Do no use User Agent as a whole. This might allow too many applications since it is not a unique enough identifier per application.

  1. If Shield is configured to work with Kerberos or LDAP authentication, some applications might require user credentials (to be passed to Shield Proxy).

Some applications may not support proxy authentication. If Shield is configured to work with Kerberos or LDAP authentication, these applications might fail. For these applications to function, the option Skip Authentication must be enabled. If the application is added using the domain and user agent fields and still fails to connect, set Skip Authentication to Yes and try again.

Browsers Masked As Applications

Sometimes, certain web proxies alter the original User Agent string generated by a client system as an HTTP request passes through the proxy system. E.g., BlueCoat Proxy rewrites all User Agent strings to Mozilla/4.0. This may cause HTTP requests to be falsely recognized as applications, leading to whitelisting them (as described above, this is the recommended default, Action=Allowed). To solve such scenarios, it is possible to define a rule in the applications table, with the masked user agent and define it as Browser (Action=Browser).

Applications Masked As Browsers

Sometimes, when an application is identified as a browser (e.g. office365 and skype for business), it will be handled as a browser, which might lead to it malfunctioning. In these cases, the applications appear in the Applications report with Is Browser set to yes, but they are not opened properly. To handle this, rules must be added to the Applications table, with the specific domains and the User Agent set to /.*/.

Add New Application

Use the “Add New Application” option to add an application to the table.

../../../../_images/addnewapplication2.png

Each application must have a string value in at least one of the following fields: Domain, Header or User Agent. If more than one of these fields includes a value, these values will be used together to allow a more specific identification. These fields can be simple strings or regular expressions.

Define the related AD profile and whether it should be allowed, blocked of defined as Browser. Add a comment, if desired.
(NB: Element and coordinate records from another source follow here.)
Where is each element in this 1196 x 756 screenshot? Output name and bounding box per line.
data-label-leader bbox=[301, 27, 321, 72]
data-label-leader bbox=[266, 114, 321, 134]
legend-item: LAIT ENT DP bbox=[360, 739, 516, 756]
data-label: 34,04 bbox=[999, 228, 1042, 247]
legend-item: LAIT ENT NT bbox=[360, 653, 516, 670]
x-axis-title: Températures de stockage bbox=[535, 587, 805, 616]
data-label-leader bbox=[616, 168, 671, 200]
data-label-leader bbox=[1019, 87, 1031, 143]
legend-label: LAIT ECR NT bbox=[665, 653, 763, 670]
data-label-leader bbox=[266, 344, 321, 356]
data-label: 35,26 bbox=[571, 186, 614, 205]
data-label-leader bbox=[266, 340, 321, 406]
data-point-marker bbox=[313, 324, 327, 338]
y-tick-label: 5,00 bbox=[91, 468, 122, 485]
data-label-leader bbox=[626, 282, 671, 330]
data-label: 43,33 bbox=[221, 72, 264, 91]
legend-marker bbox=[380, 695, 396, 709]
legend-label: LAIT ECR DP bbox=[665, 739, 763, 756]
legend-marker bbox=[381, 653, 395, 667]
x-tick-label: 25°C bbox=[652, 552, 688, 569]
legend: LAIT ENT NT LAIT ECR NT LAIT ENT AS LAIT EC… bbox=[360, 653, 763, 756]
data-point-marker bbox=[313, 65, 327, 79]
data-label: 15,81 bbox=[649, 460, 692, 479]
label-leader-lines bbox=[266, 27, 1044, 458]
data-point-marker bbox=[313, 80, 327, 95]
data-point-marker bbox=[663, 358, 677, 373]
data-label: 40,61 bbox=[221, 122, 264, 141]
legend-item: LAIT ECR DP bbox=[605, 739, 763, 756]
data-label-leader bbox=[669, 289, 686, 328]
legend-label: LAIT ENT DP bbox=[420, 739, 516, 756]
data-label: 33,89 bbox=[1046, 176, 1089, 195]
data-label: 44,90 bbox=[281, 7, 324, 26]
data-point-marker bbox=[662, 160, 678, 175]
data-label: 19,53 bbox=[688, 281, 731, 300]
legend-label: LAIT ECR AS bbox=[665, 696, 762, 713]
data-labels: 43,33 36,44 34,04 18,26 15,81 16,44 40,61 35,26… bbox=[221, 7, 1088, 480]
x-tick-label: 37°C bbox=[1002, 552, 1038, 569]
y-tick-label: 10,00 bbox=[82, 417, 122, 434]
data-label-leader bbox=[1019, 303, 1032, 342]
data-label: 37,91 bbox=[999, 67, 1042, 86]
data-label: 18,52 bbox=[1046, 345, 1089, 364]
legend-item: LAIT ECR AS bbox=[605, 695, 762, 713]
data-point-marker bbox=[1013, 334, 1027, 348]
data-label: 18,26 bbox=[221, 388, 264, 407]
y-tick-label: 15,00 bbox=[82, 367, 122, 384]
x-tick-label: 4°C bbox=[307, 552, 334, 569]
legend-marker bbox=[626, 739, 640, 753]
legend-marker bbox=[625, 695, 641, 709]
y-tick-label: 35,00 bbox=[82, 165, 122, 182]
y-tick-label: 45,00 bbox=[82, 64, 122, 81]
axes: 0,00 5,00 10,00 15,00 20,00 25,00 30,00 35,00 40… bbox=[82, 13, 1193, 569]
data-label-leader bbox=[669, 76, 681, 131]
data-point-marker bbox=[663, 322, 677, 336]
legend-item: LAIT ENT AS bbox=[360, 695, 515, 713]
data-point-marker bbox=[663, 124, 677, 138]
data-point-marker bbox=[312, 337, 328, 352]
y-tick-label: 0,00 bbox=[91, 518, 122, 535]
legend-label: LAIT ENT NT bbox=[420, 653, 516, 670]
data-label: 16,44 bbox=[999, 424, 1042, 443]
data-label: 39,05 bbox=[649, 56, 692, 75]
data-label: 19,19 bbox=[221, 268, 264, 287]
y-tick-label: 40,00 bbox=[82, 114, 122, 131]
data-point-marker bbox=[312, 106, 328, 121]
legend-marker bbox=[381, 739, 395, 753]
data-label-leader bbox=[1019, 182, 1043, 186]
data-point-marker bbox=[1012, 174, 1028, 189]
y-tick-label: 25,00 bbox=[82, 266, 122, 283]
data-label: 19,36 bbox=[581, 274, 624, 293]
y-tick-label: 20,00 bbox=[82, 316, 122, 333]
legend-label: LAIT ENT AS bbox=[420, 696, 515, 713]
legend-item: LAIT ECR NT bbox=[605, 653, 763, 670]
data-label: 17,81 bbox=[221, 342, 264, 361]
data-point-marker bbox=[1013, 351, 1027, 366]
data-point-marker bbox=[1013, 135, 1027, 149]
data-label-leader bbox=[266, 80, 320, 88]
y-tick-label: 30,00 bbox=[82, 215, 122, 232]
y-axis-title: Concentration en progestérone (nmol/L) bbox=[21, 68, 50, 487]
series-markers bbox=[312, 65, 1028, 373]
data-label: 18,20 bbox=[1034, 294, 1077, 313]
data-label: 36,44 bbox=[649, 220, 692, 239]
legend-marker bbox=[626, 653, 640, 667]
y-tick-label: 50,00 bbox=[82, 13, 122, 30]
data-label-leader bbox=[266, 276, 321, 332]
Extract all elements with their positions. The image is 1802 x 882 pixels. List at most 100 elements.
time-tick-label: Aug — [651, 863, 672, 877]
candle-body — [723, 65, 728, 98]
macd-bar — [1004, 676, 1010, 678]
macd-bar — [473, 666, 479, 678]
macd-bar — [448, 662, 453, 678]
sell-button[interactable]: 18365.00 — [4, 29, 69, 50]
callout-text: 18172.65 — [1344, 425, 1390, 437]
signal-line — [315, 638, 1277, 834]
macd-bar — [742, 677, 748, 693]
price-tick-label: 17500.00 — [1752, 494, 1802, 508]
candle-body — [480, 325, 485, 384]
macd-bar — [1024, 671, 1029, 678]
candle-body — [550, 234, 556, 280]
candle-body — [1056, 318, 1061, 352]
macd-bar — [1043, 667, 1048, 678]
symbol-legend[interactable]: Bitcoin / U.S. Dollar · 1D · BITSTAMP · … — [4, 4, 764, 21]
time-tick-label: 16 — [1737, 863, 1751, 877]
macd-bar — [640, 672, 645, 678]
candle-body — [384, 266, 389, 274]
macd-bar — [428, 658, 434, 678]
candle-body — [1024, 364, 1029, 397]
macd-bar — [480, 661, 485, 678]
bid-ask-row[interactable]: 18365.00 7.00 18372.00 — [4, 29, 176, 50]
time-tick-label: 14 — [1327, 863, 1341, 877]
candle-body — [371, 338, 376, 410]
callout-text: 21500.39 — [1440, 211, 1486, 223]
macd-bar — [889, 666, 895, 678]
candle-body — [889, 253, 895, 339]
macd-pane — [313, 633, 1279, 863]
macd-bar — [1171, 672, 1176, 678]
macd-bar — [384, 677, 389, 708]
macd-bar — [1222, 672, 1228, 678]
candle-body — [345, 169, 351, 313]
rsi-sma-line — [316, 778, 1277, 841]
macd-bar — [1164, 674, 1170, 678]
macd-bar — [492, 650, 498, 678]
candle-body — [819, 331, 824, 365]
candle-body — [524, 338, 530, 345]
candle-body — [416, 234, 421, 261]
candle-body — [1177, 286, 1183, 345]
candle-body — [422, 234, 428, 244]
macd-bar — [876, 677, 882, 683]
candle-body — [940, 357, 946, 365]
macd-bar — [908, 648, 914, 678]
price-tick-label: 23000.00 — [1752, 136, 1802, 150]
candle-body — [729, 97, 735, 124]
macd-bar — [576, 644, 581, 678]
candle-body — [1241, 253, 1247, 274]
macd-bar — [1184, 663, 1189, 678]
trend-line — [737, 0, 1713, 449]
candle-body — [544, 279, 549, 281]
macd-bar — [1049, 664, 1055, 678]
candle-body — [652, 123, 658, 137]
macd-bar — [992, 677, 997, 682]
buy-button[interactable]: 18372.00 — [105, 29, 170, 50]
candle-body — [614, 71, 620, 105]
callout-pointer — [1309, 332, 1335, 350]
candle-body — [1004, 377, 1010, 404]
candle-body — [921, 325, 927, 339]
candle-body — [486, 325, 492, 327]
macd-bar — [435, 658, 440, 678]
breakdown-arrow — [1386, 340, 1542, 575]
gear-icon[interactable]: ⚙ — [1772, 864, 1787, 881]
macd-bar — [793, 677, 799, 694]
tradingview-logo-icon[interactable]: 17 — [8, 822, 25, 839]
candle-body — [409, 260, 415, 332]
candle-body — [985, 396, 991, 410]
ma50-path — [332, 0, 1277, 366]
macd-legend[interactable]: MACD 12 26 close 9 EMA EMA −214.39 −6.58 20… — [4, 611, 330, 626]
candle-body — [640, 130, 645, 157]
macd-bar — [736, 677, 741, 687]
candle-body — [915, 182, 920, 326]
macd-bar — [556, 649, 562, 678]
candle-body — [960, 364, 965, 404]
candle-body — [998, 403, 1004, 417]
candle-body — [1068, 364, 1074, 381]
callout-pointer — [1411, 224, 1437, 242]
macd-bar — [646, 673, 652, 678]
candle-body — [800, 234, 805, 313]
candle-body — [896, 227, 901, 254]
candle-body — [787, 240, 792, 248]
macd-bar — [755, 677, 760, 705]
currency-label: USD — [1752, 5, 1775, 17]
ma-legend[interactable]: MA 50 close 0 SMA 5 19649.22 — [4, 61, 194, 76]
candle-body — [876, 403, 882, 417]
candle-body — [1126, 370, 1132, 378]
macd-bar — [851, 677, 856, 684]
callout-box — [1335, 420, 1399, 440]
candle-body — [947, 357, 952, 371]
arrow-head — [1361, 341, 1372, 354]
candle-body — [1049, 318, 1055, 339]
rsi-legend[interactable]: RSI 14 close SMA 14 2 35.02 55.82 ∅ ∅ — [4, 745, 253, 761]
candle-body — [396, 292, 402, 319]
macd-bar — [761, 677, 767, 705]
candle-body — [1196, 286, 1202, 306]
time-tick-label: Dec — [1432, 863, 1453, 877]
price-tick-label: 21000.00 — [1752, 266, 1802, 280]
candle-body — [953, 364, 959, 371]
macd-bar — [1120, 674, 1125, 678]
Modify an Existing Application

To edit an existing application, locate the specific entry in the table, select the column to change and enter a new value. Once done, click anywhere else in the page and the changes are committed.

Note

Changes may take a few moments to apply.

Deleting a single or multiple applications is also possible - mark the relevant checkboxes on the left side and select the Delete option.

Troubleshooting

  1. Sometimes, even after defining an application according to the above mentioned explanation, the application is still not functioning properly, try the following steps:
  • Clear the cache
  • Check the Reports | Applications | All again, per the specific application.
  1. Some applications require defining Shield proxy manually, inside the application. Follow these steps:
  • Open the application
  • Go to Settings
  • Update the shield proxy details: IP address, port and credentials (if required, depends on the application)
  • Restart the application. Now the application should work as expected.